Caso Almasri, la Camera respinge la richiesta di autorizzazione a procedere per Nordio, Piantedosi e Mantovano

L'Assemblea di Montecitorio ha accolto la richiesta della giunta di negare l'autorizzazione a procedere nei riguardi dei tre esponenti del governo. 256 sì al ministro dell'Interno (5 in più del ministro della Giustizia e del sottosegretario alla presidenza del Consiglio)

La Camera respinge la richiesta del Tribunale dei ministri di autorizzazione a procedere contro il ministro della Giustizia Carlo Nordio, il ministro dell'Interno Matteo Piantedosi e il sottosegretario alla Giustizia Alfredo Mantovano, per il caso Almasri.  I sì alla negazione dell'autorizzazione a procedere proposta dalla Giunta all'Aula contro Piantedosi sono stati 256, i no 106. (verso Nordio e Mantovano i sì a non procedere sono stati 251). Nell'Aula, ad assistere al voto, c'era anche la premier Giorgia Meloni, che ha abbandonato l'emiciclo a votazione finita.

A inizio agosto, il Tribunale dei ministri aveva già notificato alla premier la chiusura delle indagini a suo carico sul caso della liberazione del generale libico. Restavano pendenti le posizioni di Nordio, Piantedosi e Mantovano. Secondo l’articolo 96 della Costituzione, infatti, per procedere penalmente contro un ministro è necessaria l’autorizzazione della Camera competente, qualora i fatti contestati siano riconducibili all’esercizio delle funzioni.

Il caso che ha originato la vicenda è legato all’estradizione del torturatore libico Osama Njeim Almasri, su cui pendeva un mandato d'arresto della Corte penale internazionale ma che l'Italia, dopo averlo fermato, ha rimpatriato in Libia con un volo di stato. 

Qui avevamo anticipato la relazione della maggioranza, che sostiene i ministri e il sottosegretario abbiano agito per difendere “interessi dello stato costituzionalmente rilevanti”, tutelando la vita e l’incolumità degli italiani presenti in Libia sui quali, secondo quanto segnalato dai servizi segreti, pendevano minacce di atti ostili da parte della Rada Force, cioè la milizia guidata proprio da Almasri. 

   

Il caso Almasri: di cosa si tratta

Il caso Almasri nasce in seguito all’arresto a Torino, all’inizio del 2025, del generale libico Osama Njeem Almasri, accusato dalla Corte Penale Internazionale di crimini contro l’umanità, tra cui torture e abusi nei confronti di migranti in Libia. Scarcerato appena due giorni dopo il fermo, senza che fossero stati rispettati i protocolli internazionali di consegna richiesti dalla Cpi, Almasri è stato rimpatriato in Libia in tempi rapidissimi tramite un volo di stato italiano. 

Le indagini, coordinate dalla procura di Roma, si sono concentrate soprattutto sul possibile coinvolgimento di esponenti di alto livello del governo.

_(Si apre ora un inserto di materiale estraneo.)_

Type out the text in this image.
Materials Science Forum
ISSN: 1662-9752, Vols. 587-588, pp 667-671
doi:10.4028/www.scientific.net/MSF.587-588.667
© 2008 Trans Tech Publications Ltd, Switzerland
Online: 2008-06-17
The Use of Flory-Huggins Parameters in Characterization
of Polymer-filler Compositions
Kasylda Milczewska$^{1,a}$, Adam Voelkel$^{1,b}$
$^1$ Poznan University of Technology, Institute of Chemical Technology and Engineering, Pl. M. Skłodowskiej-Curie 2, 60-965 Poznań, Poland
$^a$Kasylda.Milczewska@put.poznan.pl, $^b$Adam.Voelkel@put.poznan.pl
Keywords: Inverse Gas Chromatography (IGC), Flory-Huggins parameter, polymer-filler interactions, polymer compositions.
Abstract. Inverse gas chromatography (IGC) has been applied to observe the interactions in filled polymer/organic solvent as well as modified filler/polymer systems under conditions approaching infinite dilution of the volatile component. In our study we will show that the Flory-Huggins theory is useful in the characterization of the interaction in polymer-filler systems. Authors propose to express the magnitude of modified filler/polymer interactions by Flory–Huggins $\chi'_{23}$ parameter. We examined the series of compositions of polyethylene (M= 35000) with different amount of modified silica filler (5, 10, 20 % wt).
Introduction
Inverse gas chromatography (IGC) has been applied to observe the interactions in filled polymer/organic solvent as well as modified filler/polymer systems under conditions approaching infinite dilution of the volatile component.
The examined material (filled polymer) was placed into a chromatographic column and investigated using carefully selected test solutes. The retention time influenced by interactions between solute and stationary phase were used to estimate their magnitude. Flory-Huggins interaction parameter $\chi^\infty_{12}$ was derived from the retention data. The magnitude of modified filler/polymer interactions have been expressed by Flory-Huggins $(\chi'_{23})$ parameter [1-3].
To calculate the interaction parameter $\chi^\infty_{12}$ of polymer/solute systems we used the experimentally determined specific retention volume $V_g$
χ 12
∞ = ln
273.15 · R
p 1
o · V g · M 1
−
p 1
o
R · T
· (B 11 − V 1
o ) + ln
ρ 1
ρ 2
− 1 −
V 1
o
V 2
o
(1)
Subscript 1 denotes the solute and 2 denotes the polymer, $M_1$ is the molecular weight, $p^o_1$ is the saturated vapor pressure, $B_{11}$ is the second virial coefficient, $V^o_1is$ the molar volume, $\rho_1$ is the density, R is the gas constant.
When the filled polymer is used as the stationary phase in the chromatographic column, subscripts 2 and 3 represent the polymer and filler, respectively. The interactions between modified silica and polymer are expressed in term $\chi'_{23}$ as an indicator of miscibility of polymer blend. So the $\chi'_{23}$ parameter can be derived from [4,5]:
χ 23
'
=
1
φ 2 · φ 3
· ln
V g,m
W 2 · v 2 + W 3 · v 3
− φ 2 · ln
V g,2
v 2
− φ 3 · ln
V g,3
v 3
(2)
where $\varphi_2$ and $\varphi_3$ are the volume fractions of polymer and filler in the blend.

L’avvocato Luigi Li Gotti ha presentato una denuncia che ha portato all’iscrizione nel registro degli indagati della premier Meloni, dei ministri Piantedosi e Nordio e del sottosegretario Mantovano. Ai quattro erano contestati reati di favoreggiamento e peculato, e per Nordio anche quello di omissione di atti d’ufficio: si era ipotizzato che la decisione di rimpatriare Almasri e la mancata trasmissione della richiesta di arresto internazionale alla Corte avessero favorito la liberazione del generale, senza un giusto processo, in violazione degli obblighi italiani verso la Cpi.